URBANA, IL. — Agricultural producers face a double challenge: to increase production for a growing world population while reducing the negative effects on the environment. Digital technologies and artificial intelligence can facilitate sustainable production, but farmers must weigh the opportunities and risks when deciding whether or not to adopt such tools.
In a new paper on agricultural economics, scientists from the University of Illinois offer a research methodology to measure the willingness of producers to adopt new technologies related to digital agriculture.
The paper outlines some of the sustainability challenges for U.S. agriculture and why it’s difficult to meet those challenges with conventional technologies, says Madhu Khanna, Distinguished Professor of Agricultural and Consumer Economics (ACE) and Director of the Institute for sustainability, energy and the environment (iSEE) at the U of I.

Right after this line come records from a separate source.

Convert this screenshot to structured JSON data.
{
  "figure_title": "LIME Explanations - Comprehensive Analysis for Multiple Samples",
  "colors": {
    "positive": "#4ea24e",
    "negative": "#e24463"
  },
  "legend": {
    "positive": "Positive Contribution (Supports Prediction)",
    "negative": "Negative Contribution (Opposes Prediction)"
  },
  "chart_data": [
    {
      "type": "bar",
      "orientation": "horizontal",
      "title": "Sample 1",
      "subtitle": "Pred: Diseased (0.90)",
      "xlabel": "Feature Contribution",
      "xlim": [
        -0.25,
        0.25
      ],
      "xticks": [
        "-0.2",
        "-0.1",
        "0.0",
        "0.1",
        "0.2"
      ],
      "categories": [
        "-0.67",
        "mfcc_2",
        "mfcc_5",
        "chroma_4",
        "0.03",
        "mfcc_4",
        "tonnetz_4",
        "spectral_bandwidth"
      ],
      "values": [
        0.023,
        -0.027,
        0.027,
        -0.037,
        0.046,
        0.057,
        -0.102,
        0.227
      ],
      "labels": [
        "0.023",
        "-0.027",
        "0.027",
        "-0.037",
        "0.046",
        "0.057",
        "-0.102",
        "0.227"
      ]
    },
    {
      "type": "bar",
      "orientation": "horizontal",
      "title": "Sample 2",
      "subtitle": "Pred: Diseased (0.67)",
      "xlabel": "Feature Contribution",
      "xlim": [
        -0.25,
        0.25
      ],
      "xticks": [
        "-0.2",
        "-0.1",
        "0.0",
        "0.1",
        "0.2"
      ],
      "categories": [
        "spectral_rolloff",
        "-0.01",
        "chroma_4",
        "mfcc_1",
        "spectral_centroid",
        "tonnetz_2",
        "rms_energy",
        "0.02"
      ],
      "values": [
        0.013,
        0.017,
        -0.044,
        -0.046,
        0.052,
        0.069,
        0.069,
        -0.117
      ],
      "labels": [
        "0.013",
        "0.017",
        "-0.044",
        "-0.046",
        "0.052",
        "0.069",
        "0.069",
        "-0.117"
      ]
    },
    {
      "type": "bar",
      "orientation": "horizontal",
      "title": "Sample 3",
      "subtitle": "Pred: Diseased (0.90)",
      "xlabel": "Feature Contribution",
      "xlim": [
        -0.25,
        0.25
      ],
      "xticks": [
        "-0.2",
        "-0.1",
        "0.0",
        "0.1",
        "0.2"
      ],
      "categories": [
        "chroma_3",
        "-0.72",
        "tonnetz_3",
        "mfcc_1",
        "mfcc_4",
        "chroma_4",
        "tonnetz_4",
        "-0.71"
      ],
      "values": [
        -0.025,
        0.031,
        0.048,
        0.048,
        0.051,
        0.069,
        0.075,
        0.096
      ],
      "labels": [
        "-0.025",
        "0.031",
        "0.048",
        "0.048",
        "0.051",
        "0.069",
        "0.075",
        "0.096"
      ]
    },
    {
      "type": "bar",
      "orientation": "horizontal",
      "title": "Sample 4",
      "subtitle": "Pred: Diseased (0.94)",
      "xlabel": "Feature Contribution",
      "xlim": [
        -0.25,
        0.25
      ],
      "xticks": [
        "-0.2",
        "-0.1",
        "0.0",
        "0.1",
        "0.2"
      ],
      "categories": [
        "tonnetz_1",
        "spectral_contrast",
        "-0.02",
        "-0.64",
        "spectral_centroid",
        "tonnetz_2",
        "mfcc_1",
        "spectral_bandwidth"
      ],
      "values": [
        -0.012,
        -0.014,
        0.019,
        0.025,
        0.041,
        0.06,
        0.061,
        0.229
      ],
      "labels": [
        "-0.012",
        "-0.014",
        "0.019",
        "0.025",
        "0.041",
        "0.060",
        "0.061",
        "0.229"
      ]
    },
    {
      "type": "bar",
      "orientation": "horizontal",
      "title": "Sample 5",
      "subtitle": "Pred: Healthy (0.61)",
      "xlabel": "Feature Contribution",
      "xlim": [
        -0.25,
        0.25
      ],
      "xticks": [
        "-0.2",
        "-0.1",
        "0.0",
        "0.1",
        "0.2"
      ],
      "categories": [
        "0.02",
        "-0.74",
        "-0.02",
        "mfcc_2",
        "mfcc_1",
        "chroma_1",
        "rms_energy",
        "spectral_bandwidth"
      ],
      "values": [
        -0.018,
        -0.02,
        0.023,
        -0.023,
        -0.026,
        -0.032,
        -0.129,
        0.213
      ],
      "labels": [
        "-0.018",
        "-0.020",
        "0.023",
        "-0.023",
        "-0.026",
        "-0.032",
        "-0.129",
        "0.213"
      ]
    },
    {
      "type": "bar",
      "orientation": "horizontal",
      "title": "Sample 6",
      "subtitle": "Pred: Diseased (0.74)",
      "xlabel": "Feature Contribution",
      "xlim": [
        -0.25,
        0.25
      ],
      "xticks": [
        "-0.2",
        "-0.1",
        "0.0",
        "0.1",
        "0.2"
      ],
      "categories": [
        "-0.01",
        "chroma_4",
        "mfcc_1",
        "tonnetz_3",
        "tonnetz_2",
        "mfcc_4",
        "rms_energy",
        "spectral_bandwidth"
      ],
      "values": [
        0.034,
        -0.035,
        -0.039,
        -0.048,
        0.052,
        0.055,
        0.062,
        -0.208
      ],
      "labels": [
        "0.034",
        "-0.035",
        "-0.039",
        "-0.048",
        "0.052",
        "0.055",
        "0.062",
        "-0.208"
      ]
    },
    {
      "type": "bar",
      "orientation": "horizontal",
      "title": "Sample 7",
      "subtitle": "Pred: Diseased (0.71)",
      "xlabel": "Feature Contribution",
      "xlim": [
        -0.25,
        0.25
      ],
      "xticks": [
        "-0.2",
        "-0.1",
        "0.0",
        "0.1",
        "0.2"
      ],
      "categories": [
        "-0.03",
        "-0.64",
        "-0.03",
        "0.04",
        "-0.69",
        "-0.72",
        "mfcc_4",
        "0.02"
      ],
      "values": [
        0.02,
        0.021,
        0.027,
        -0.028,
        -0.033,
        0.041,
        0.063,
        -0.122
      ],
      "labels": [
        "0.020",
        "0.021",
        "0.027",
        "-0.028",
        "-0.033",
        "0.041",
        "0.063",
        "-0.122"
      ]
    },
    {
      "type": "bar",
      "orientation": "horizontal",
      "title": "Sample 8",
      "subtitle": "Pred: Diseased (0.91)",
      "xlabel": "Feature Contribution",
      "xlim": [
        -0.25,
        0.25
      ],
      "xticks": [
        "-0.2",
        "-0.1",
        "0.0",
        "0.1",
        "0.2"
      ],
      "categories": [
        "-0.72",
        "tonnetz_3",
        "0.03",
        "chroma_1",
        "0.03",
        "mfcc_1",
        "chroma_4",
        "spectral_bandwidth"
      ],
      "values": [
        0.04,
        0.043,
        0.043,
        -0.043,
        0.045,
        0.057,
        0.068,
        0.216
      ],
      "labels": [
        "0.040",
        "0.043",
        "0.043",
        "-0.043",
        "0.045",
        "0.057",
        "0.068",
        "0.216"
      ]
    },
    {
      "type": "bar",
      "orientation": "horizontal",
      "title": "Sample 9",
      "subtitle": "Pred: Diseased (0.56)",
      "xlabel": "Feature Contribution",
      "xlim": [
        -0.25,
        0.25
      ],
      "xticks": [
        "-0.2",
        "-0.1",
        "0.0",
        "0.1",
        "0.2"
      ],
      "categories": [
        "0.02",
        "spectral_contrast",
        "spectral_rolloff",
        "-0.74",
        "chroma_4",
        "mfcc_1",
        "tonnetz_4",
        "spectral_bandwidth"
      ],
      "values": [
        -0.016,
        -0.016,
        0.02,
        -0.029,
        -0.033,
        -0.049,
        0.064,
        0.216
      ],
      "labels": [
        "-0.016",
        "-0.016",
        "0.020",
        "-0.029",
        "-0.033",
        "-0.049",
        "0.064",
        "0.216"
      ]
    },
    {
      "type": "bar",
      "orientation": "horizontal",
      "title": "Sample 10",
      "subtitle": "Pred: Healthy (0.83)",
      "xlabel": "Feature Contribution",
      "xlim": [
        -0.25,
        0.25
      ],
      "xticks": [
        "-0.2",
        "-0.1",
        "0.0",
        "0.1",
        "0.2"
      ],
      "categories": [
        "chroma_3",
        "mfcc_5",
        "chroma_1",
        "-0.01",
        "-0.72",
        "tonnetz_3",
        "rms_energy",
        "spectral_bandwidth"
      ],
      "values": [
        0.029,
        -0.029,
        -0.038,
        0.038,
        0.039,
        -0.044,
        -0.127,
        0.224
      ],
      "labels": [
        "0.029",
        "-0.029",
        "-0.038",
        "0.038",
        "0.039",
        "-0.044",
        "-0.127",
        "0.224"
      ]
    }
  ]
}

“Digital and artificial intelligence technologies can play a role in our move towards a more sustainable future, but there are barriers to their use,” says Khanna. “Farmers are generally cautious about adopting new technologies until the benefits have been well demonstrated and the uncertainties have been reduced, and they see their neighbors and other peers adopting.”
The authors of the document include agricultural economists, engineers, computer scientists and environmental specialists. All are part of the Center for Digital Agriculture (CDA) and the AIFARMS Institute at the USDA National Institute of Food and Agriculture/National Science Foundation at the U of I. These projects are intended to promote the application of the artificial intelligence towards a sustainable future. agriculture.
Digital technologies can compile large amounts of information and offer site-specific management guidelines, helping to increase production efficiency and reduce environmental damage. For example, precision irrigation systems can monitor crop and soil conditions to provide site-specific irrigation. Artificial intelligence can provide information on crop health and soil fertility to help adjust input application rates and reduce nitrogen runoff.
Digital technologies can also help address agricultural labor shortages. Small robots that move under the canopy can enable site-specific fertilization, seeding, diagnostics and mechanical weeding to reduce pesticide use. Canopy robots can also sow cover crops between rows, helping to improve soil health.
While these innovative tools can provide benefits such as lower costs and better yield, they also require upfront investment and farmers need to learn new skills and knowledge to use them. Many digital technologies are still in the early stages of development and immediate results may not be obvious. There are limited programs available to reward farmers for the ecosystem services they provide and often these are not enough to cover the cost of adoption, the researchers say.
“Existing research suggests that in addition to economic factors, behavioral factors play an important role in technology adoption. Even though something may seem profitable, there are often hidden costs or barriers such as concerns about risk or how long it will take to get the return on investment. It’s important to consider all of these behavioral factors as we think about implementing these new technologies,” says Khanna.
While other studies focus on technology adoption that has already occurred, Khanna and his co-authors suggest a novel approach that allows researchers to predict willingness to adopt based on dynamic analysis. .
“We recommend combining survey-based methods with spatial and temporal computer simulation methods where we can model the effect of adoption decisions on the ecosystem. ‘today and tomorrow’s environmental outcomes, which then affects subsequent decisions,’ says Shadi Atallah, associate professor at ACE and co-author of the paper.
“For example, the long-term management of herbicide resistance using robots for non-chemical weed control illustrates the dynamics of costs and benefits. The results are influenced by the decisions farmers make and also by the decisions their neighbors make,” adds Atallah.
For the survey, farmers are presented with choice cards that depict various scenarios which are what neighbors are doing, weed level, technology cost and other factors. Each participant receives a subset of cards featuring different suits. The survey data is then combined with agent-based modeling, which captures individual differences at the farmer level, rather than the population level. Computer simulations then model the dynamic effects of farmers’ decisions in these different scenarios over time.
“In a nutshell, we advocate moving from a static to a more spatially dynamic analysis of adoption and we conduct computational experiments on how policy will affect the adoption of technologies for more sustainable agriculture,” concludes Atallah.
Researchers are currently conducting a survey of the adoption of new cover crop technologies among a random sample of farmers.
The article “Digital Transformation for Sustainable Agriculture in the United States: Opportunities and Challenges” is published in Agricultural Economics. (https://doi.org/10.1111/agec.12733). The authors are Madhu Khanna, Shady Atallah, Saurajyoti Kar, Bijay Sharma, Linghui Wu, Chengzheng Yu, Girish Chowdhary, Chinmay Soman and Kaiyu Guan.
This work is supported by Agriculture and Food Research Initiative (AFRI) Grant No. 2020-67021-32799/project accession no.1024178 from the USDA National Institute of Food and Agriculture.